The first suggestion, broadcast news analyst. I don’t really know what that means, but I love to analyze, and I love to spout off my analysis to anybody who would listen. But next up is when it got good. All the counseling options came up. Addictions and marriage and family therapy being some of the first suggestions. I am a family therapist with a strong addiction specialty. I love you YouScience. And it didn’t stop with what I have been proven in, it gave me other options which I thought really neat, but hadn’t allowed myself to indulge. And then there were some really weird ones, which frankly mesmerized me. A drama professor! How cool is that? The options were many. As I scrolled along, YouScience would tell me which ones were not as good a fit. As I read them, I agreed, and by the end of the list I was saying, “eeecchhh” at them. I don’t even know what a business intelligence analyst is, but it sounds horrible. I’m also not going to be the first one at work if I am an atmospheric and space scientist. But here is where it gets interesting. As I get deeper and deeper into the “weak fits,” guess what shows up? Every precious type of engineer God ever made. My third-grade self high-fived me as she said, “Girl, I told you so!”

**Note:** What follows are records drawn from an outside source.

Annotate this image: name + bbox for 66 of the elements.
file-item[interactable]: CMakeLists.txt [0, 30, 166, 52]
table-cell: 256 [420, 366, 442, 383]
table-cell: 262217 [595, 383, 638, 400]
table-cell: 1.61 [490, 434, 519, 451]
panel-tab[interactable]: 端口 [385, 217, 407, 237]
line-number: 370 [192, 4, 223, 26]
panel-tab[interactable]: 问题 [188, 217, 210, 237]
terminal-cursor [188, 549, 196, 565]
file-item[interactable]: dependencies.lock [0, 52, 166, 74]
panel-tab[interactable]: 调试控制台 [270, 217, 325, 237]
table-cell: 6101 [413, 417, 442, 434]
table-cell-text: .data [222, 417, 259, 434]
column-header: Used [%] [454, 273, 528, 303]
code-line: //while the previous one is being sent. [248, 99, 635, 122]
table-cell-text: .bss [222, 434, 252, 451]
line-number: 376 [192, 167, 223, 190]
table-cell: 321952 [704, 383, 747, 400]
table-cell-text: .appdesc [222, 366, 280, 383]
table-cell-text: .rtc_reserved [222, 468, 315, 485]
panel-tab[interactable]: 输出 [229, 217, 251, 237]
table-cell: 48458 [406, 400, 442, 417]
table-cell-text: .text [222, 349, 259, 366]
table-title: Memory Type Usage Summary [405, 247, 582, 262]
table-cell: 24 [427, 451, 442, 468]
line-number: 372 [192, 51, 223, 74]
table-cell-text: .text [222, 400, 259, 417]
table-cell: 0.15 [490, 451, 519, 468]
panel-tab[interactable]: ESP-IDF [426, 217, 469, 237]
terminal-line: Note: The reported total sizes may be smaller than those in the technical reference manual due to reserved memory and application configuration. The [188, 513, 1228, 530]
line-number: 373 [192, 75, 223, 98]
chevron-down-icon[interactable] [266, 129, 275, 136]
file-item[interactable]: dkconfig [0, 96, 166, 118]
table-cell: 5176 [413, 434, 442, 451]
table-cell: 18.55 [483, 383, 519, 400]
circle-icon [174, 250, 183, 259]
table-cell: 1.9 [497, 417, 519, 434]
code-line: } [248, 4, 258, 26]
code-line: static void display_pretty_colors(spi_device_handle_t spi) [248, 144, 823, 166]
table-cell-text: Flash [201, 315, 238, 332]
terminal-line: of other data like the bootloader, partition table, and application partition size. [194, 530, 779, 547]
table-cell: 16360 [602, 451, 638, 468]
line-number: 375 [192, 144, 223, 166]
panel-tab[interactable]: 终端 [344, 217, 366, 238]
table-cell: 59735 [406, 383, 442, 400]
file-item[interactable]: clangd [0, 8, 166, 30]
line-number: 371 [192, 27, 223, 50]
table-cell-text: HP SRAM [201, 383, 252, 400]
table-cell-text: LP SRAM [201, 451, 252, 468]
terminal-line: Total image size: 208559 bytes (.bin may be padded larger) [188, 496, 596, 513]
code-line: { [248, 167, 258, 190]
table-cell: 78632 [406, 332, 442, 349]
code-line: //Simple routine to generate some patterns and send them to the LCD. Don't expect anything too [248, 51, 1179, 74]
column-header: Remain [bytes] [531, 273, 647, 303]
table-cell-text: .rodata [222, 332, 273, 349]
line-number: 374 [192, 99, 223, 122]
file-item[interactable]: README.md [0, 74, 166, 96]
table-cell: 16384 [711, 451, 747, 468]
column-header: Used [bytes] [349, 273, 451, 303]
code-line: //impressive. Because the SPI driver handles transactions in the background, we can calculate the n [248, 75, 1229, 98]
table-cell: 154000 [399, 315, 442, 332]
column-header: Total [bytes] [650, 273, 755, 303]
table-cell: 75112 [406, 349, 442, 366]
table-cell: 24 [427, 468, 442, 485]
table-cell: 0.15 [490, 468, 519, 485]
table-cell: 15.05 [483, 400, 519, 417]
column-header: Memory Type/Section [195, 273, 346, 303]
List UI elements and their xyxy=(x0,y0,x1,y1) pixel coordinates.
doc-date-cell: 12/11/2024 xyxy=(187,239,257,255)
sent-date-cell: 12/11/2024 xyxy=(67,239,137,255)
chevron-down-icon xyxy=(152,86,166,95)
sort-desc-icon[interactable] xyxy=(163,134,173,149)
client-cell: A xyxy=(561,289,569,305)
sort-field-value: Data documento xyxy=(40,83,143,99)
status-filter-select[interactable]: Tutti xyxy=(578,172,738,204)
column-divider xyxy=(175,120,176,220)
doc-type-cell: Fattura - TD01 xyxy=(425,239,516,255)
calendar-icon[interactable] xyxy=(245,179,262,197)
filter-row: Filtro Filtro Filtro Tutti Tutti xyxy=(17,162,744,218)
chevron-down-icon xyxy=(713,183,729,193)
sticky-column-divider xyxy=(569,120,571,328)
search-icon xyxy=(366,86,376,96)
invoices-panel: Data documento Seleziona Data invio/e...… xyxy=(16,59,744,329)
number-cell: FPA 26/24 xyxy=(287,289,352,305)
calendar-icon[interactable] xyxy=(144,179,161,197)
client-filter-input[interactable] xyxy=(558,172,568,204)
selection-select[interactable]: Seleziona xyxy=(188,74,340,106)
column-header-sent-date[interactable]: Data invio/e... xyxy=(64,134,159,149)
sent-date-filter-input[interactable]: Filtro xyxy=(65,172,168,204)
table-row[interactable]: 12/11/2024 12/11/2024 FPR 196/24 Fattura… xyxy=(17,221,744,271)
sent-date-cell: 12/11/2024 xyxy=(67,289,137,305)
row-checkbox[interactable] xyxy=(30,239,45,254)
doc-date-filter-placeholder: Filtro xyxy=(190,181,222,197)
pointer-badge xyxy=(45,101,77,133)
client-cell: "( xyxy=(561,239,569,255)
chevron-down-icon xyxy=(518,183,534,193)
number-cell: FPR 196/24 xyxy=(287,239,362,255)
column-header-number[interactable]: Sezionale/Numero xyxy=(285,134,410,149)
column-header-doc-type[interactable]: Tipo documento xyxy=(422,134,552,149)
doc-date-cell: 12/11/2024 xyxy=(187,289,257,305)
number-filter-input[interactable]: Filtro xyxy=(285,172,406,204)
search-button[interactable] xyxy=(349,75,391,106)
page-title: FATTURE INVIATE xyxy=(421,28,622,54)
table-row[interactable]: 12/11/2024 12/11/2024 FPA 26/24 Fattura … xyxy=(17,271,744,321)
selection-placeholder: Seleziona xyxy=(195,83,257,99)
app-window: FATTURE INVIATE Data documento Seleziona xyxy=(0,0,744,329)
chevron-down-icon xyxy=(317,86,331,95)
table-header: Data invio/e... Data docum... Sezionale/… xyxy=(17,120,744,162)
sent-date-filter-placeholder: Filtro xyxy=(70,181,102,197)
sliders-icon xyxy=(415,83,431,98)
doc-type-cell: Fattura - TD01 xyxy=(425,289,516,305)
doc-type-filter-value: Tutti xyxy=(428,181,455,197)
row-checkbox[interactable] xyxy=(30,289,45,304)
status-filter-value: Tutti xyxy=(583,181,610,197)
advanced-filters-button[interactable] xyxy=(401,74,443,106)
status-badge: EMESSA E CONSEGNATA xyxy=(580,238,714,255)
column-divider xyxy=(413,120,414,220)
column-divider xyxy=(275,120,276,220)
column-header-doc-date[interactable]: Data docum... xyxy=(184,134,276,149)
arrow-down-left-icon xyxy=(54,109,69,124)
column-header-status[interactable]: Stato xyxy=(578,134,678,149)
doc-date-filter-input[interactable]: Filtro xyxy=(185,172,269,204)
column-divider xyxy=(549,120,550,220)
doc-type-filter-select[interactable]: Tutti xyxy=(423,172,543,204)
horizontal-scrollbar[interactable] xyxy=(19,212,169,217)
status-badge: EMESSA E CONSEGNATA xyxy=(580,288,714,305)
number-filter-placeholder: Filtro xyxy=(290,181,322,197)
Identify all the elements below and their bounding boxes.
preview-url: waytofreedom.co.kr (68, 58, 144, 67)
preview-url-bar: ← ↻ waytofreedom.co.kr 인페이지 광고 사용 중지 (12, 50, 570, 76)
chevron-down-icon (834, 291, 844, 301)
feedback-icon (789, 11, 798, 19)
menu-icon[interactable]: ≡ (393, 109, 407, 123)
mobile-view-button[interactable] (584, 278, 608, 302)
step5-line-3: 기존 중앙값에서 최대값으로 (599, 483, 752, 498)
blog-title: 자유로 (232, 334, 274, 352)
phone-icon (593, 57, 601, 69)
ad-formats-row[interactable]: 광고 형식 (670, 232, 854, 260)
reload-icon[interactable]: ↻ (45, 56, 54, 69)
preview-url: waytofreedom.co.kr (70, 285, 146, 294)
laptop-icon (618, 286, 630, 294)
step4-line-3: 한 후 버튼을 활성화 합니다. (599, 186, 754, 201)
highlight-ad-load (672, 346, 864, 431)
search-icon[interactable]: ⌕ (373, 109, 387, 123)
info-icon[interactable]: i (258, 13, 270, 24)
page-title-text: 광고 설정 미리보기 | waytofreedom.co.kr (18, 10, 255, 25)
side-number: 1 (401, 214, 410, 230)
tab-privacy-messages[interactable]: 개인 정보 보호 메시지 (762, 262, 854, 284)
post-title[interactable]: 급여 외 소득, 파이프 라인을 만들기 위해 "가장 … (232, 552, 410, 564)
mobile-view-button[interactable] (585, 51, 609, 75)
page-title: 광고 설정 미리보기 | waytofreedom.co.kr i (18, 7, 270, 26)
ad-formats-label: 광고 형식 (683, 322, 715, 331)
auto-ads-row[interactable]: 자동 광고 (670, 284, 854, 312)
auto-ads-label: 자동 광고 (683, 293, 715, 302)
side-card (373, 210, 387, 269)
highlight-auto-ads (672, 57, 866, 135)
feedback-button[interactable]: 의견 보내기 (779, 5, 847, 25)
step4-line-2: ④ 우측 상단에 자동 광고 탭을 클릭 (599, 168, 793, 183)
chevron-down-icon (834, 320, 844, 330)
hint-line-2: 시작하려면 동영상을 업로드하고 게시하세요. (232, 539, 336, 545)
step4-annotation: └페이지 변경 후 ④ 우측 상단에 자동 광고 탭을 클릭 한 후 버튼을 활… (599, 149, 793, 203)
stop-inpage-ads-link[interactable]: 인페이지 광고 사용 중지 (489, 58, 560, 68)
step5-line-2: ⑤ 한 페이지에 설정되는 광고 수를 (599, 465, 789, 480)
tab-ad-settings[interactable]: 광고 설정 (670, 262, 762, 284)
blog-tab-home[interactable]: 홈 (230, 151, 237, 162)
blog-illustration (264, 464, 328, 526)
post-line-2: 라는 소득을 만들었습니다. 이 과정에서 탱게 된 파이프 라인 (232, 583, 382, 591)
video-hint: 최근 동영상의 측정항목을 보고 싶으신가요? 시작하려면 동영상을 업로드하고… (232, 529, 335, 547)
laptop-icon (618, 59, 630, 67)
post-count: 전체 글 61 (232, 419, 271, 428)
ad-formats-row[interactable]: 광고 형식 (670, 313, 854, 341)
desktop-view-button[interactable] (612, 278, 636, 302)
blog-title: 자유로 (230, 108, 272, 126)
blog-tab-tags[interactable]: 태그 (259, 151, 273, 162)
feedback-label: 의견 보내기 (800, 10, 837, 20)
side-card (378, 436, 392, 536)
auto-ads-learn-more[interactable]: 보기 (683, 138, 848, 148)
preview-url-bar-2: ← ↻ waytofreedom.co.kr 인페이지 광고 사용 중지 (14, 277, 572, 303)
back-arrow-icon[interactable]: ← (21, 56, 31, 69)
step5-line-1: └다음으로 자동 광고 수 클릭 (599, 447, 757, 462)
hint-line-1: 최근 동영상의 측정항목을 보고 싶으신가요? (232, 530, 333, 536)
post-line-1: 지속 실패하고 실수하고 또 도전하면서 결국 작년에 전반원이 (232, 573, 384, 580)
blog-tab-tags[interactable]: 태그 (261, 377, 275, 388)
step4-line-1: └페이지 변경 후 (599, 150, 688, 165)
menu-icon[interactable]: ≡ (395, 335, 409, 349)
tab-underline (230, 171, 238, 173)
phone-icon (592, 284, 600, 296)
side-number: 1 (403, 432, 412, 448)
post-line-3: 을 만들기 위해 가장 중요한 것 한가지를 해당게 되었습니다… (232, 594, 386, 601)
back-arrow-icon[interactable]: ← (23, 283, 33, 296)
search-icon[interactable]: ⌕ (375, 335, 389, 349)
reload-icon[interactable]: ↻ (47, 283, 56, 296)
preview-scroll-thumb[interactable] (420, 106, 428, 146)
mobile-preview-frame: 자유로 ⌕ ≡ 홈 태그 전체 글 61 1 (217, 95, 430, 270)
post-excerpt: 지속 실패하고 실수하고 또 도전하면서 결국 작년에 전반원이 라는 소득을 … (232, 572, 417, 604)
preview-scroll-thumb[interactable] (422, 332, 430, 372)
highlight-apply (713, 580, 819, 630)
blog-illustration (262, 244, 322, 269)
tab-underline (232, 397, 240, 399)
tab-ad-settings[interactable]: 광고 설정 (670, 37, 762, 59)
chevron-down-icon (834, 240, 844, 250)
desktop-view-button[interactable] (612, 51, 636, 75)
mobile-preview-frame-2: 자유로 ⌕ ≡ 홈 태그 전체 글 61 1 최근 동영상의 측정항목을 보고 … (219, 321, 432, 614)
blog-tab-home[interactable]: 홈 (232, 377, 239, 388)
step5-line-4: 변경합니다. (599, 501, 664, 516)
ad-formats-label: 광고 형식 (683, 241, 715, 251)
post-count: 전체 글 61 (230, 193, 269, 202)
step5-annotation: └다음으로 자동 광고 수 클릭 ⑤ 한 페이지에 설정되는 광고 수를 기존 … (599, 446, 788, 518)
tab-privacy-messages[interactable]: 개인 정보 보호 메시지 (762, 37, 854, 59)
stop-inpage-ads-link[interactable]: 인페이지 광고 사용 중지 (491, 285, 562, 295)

So, what does it all mean, and why is the CCA hawking this? It gave me the same thing it will give a student. It means I am where I belong. It means there are many houses in my professional neighborhood which I can confidently look into as options if I want a new one. It means what skills I have are worthy, it is just a matter of being where they are valued. Vitally, it confirms I am uniquely qualified to bring myself to the table of certain professions, more than I imagined, which allows me to dream. But just as important, it confirms I can be friends with just about anybody, but I don’t have to substitute for them at work. It gave me a dead-end sign. That sounds harsh, but dead-end signs are needed to keep forward moving progress, to not get stuck in the weeds. It frightened me to think I had missed the mark with my investments into my profession. I would love if that fear never presented itself to a younger student. It clears a path, and it makes my feet confident on this path. At 50, I still need that. At 16, it is imperative. The CCA is doing some awesome stuff. They are putting tools in a student’s toolbox. They are growing resumes with jobs designed to do more than bring home a paycheck. They are giving Sumter County a ready workforce. They are putting up friendly dead-end signs. And on really good days, they are ordaining young therapists to go about their healing work, never having to purchase a super-duper engineering compass.